Мои покупки отвлекли меня. Но щит на одном уличном перекрестке опять напомнил о тебе. Там было написано: "Пожалуйста, переведите слепых через улицу". Ты бы не успокоился, пока бы не нашел слепого и не перевел его через улицу. "Приказ есть приказ!" - сказал бы ты и засмеялся. Я знаю тебя только смеющимся - до того единственного случая, из-за которого я так далеко убежала - сюда, в этот засыпанный снегом город, в котором сегодня минус двадцать два градуса. Мое сердце еще холоднее. Дома высокие и старые, и у меня такое чувство, что где-то за гардинами стоит кайзер Франц-Иосиф и неодобрительно смотрит на венцев, на многочисленные собачьи кучки и озлобленных пенсионеров, наглых юнцов и бранящихся баб, и ему хочется еще немножко поуправлять ими и все исправить.

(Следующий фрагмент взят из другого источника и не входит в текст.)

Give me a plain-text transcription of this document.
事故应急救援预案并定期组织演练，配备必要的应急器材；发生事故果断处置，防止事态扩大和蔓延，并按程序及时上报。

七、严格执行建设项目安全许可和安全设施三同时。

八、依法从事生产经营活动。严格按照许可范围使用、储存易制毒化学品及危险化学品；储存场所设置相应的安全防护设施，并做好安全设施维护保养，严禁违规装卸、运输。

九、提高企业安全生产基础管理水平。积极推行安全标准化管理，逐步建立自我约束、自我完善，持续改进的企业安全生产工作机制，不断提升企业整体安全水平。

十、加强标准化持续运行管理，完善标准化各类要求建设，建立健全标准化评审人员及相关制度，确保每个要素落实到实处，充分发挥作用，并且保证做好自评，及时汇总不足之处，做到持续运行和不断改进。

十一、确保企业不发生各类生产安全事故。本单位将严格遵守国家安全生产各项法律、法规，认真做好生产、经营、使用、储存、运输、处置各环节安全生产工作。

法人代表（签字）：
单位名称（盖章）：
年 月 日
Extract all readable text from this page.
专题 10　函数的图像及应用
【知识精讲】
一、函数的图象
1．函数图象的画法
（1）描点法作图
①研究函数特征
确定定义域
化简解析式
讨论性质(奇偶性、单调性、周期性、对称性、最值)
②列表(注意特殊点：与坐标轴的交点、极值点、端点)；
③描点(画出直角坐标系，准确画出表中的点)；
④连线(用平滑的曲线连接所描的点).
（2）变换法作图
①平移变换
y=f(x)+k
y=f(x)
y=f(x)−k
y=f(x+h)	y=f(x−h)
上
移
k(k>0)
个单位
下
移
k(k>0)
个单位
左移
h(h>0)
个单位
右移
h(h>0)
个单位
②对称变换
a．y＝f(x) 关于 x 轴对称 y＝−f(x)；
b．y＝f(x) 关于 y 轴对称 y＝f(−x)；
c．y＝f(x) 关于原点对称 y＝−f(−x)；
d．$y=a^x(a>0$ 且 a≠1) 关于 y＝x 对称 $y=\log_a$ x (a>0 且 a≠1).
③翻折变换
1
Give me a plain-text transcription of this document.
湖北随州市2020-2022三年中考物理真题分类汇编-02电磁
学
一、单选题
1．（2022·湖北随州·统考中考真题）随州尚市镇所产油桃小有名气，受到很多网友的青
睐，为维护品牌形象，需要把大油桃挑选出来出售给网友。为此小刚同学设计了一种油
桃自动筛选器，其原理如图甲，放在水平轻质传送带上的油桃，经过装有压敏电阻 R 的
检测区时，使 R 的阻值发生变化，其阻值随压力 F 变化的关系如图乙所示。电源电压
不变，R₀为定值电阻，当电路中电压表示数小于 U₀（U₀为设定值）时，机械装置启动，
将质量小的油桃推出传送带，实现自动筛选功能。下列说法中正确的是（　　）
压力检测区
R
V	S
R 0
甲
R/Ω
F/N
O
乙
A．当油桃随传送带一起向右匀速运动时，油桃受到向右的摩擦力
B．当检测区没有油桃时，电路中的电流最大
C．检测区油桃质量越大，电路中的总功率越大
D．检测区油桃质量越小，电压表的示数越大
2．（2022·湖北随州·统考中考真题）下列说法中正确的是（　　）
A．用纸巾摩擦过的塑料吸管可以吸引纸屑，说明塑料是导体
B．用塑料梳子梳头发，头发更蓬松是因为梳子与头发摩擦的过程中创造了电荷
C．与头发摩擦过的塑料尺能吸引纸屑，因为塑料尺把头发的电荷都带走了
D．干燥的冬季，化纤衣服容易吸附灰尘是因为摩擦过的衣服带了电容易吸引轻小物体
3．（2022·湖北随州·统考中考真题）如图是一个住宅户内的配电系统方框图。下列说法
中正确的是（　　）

На моей улице - теперь это и моя улица - имеется мебельный магазин г-на Казбунда, мясная лавчонка, где, вероятно, торгуют кониной, и какой-то магазин кишечных оболочек Цеппельцауэра - не знаю, что бы это значило. В Австралии, сообщило радио, по-прежнему стоит изнуряющая жара, температура выше сорока градусов, акулы вконец обнаглели и уже нападают на пловцов. В Вене, напротив, в последние дни замерзли двенадцать человек, большей частью на пути из пивнушек домой, о чем было сообщено совершенно бесстрастно. В витрине кафе "Демель" до сих пор красуются рождественские ясли, правда, с розовыми пуделями из сахарной глазури вместо вола и ослика.
Однажды ты предложил мне совместную прогулку. Мы поехали на пароходе через Рейн, и я все время раздумывала над тем, было ли в том, что со мной произошло, нечто чудесное или, наоборот, тягостное и мучительное. Итак, я сгорала от любви; после всех многочисленных любовных и супружеских историй вдруг появляется прекрасное грациозное дитя с легкой походкой и превращает в полный хаос то, что я давно уже упорядочила в своих чувствах или за ненадобностью выбросила вон.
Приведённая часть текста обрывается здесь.